Uma vez, na universidade, disse meu professor:
- Diferente do mundo para nós, ao poeta, as coisas mínimas são estranhas.
Eu pensei logo: todas as coisas são estranhas.
Muitas vezes podem essas vozes soarem juntas. Eu vejo no computador um filme e a vizinha fala sobre o livro que lhe deu origem. Eu leio um livro sobre Cuba e a música de domingo é de Cuba. Eu resolvo cantarolar uma canção e o casal fala do autor da canção.
São movimentos conjuntos, a ligação pros pais, o choro, a briga por ciúme.
E, acima de tudo, que música eu toco?

Afonso Jr. Lima







sábado, setembro 02, 2017

"As moléculas sabem o futuro"

A lenda diz que na biblioteca está tudo que já existiu, mas também tudo que vai existir.
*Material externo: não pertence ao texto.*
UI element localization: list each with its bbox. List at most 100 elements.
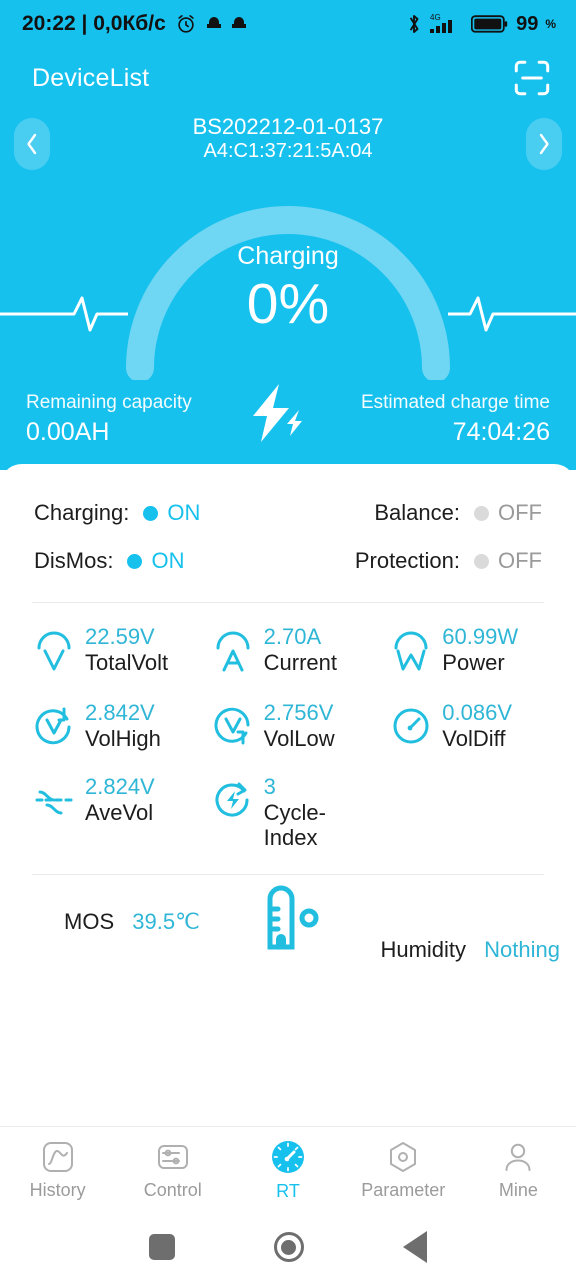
metric-label: Cycle-Index xyxy=(263,799,326,850)
status-protection-value: OFF xyxy=(498,548,542,573)
metric-totalvolt: 22.59V TotalVolt xyxy=(20,624,199,677)
remaining-capacity-value: 0.00AH xyxy=(26,417,110,446)
metric-value: 60.99W xyxy=(442,624,519,649)
metric-empty xyxy=(377,775,556,850)
metric-current: 2.70A Current xyxy=(199,624,378,677)
metric-label: VolDiff xyxy=(442,725,506,751)
volt-meter-icon xyxy=(34,625,74,677)
tab-mine[interactable]: Mine xyxy=(461,1140,576,1201)
status-dismos-label: DisMos: xyxy=(34,548,114,573)
device-mac: A4:C1:37:21:5A:04 xyxy=(203,139,373,162)
battery-level: 99 xyxy=(516,12,539,35)
tab-mine-label: Mine xyxy=(498,1180,538,1200)
capacity-strip: Remaining capacity 0.00AH Estimated char… xyxy=(0,382,576,470)
metric-label: VolHigh xyxy=(85,725,161,751)
back-triangle-icon[interactable] xyxy=(402,1231,427,1263)
home-circle-icon[interactable] xyxy=(273,1232,304,1262)
tab-history[interactable]: History xyxy=(0,1140,115,1201)
metric-value: 2.70A xyxy=(263,624,322,649)
thermometer-icon xyxy=(250,885,326,964)
metric-text: 2.842V VolHigh xyxy=(85,700,161,751)
device-names: BS202212-01-0137 A4:C1:37:21:5A:04 xyxy=(193,114,384,164)
temperature-mos-value: 39.5℃ xyxy=(132,909,200,935)
tab-parameter[interactable]: Parameter xyxy=(346,1140,461,1201)
metric-value: 0.086V xyxy=(442,700,513,725)
tab-rt-label: RT xyxy=(276,1181,300,1201)
tab-control[interactable]: Control xyxy=(115,1140,230,1201)
eta-label: Estimated charge time xyxy=(360,392,550,413)
metrics-row: 2.824V AveVol 3 Cycle-Index xyxy=(20,775,556,850)
prev-device-button[interactable] xyxy=(14,118,50,170)
metric-label: Current xyxy=(263,649,337,675)
metric-text: 2.70A Current xyxy=(263,624,337,675)
status-protection: Protection: OFF xyxy=(288,548,542,574)
metric-text: 2.824V AveVol xyxy=(85,775,155,825)
remaining-capacity-label: Remaining capacity xyxy=(26,392,192,413)
voltage-low-icon xyxy=(213,701,253,751)
scan-code-icon[interactable] xyxy=(512,58,552,98)
status-dismos-value: ON xyxy=(151,548,185,573)
recents-square-icon[interactable] xyxy=(149,1234,176,1260)
voltage-high-icon xyxy=(34,701,74,751)
average-voltage-icon xyxy=(34,775,74,825)
ampere-meter-icon xyxy=(213,625,253,677)
metric-volhigh: 2.842V VolHigh xyxy=(20,700,199,751)
status-dot-icon xyxy=(143,505,159,521)
realtime-gauge-icon xyxy=(270,1139,306,1175)
status-dot-icon xyxy=(474,505,489,521)
metric-label: AveVol xyxy=(85,799,154,825)
status-dot-icon xyxy=(127,553,143,569)
humidity-label: Humidity xyxy=(380,937,467,963)
user-icon xyxy=(501,1140,535,1174)
metrics-row: 2.842V VolHigh 2.756V VolLow 0.086V VolD… xyxy=(20,700,556,751)
metric-text: 0.086V VolDiff xyxy=(442,700,513,751)
status-bar-left: 20:22 | 0,0Кб/c xyxy=(22,12,247,36)
metric-label: TotalVolt xyxy=(85,649,169,675)
metric-label: Power xyxy=(442,649,505,675)
app-bar: DeviceList xyxy=(0,48,576,108)
hero-panel: DeviceList BS202212-01-0137 A4:C1:37:21:… xyxy=(0,48,576,470)
detail-sheet: Charging: ON Balance: OFF DisMos: ON Pro… xyxy=(0,464,576,968)
status-dot-icon xyxy=(474,553,489,569)
metrics-grid: 22.59V TotalVolt 2.70A Current 60.99W Po… xyxy=(0,603,576,850)
temperature-mos: MOS 39.5℃ xyxy=(64,909,200,935)
temperature-mos-label: MOS xyxy=(64,909,115,935)
humidity-value: Nothing xyxy=(484,937,560,963)
metric-value: 2.824V xyxy=(85,774,155,800)
android-navigation-bar xyxy=(0,1214,576,1280)
temperature-block: MOS 39.5℃ Humidity Nothing xyxy=(0,875,576,967)
metric-power: 60.99W Power xyxy=(377,624,556,677)
status-dismos: DisMos: ON xyxy=(34,548,288,574)
metric-text: 2.756V VolLow xyxy=(263,700,335,751)
status-charging-label: Charging: xyxy=(34,500,130,525)
app-icon xyxy=(206,16,222,32)
status-clock: 20:22 | 0,0Кб/c xyxy=(22,12,166,35)
charge-percent: 0% xyxy=(246,272,330,336)
metric-cycle-index: 3 Cycle-Index xyxy=(199,775,378,850)
metric-value: 22.59V xyxy=(85,624,155,649)
tab-history-label: History xyxy=(29,1180,86,1200)
metric-value: 2.756V xyxy=(263,700,334,725)
device-selector: BS202212-01-0137 A4:C1:37:21:5A:04 xyxy=(0,114,576,182)
status-balance-label: Balance: xyxy=(374,500,460,525)
metric-avevol: 2.824V AveVol xyxy=(20,775,199,850)
hexagon-settings-icon xyxy=(386,1140,420,1174)
tab-rt[interactable]: RT xyxy=(230,1139,345,1202)
device-id: BS202212-01-0137 xyxy=(192,114,384,139)
charge-gauge: Charging 0% xyxy=(0,182,576,382)
status-bar: 20:22 | 0,0Кб/c 4G 99 % xyxy=(0,0,576,48)
metric-vollow: 2.756V VolLow xyxy=(199,700,378,751)
alarm-clock-icon xyxy=(175,13,197,35)
metric-voldiff: 0.086V VolDiff xyxy=(377,700,556,751)
metric-text: 60.99W Power xyxy=(442,624,519,675)
sliders-icon xyxy=(156,1140,190,1174)
next-device-button[interactable] xyxy=(526,118,562,170)
tab-parameter-label: Parameter xyxy=(361,1180,446,1200)
remaining-capacity: Remaining capacity 0.00AH xyxy=(26,391,192,448)
metric-label: VolLow xyxy=(263,725,335,751)
watt-meter-icon xyxy=(391,625,431,677)
bluetooth-icon xyxy=(405,13,423,35)
history-chart-icon xyxy=(41,1140,75,1174)
bottom-tab-bar: History Control RT Parameter Mine xyxy=(0,1126,576,1214)
app-screen: 20:22 | 0,0Кб/c 4G 99 % DeviceList BS202… xyxy=(0,0,576,1280)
Quando perguntei para meu mestre, ele disse: "As moléculas sabem o futuro". Era uma citação de um personagem cientista em "A história da Ilha", de M. Issaiévich. 
A mim foi dada a sessão da História. Minha mãe era estudiosa e conservadora de autores russos. Havia crescido nos Livros, entre o Imperialismo e a Ásia.
Quando comecei a ler, minha história preferida era justamente "A história da Ilha".
Neste conto, um grupo de homens parte para colonizar uma terra à oeste e levar a "civilização" aos que chamam de sub-humanos ou bárbaros. Suas mulheres são controladas para a reprodução e costumam ter filhos todos os anos - uma personagem tem 12 filhos em 12 anos e se suicida. A sociedade existente anteriormente acaba sendo apagada, os colonos são os únicos que podem comprar os produtos que produzem. Mas isso gera um medo constante sobre o que existiria fora da muralha. Por fim, uma estranha doença começa a acometer as crianças do lugar, que se tornam como que sonâmbulas, e acabam dormindo para nunca mais acordar. O cientista tenta, inutilmente, achar a causa e, por fim, começa a estudar as lendas e os sonhos dos "bárbaros". Descobre que neles havia a crença de que, paralelo ao nosso tempo linear ou aparente, existe um outro tempo, no qual tudo se encontra. Assim, ele suspeita que as crianças estão tristes porque seu corpo sabe de algo que ocorrerá no futuro aparente. 
Esse conto assustador me fascinava e eu desenhei muitas folhas ilustrando essa sociedade.
O que me fazia desde cedo pensar sobre a minha própria, por que acabamos vivendo na biblioteca, se existiriam humanos lá fora ainda e se existia algum lá fora, por que existia a máxima gravada na pedra: "A Salvação está contida nos Livros".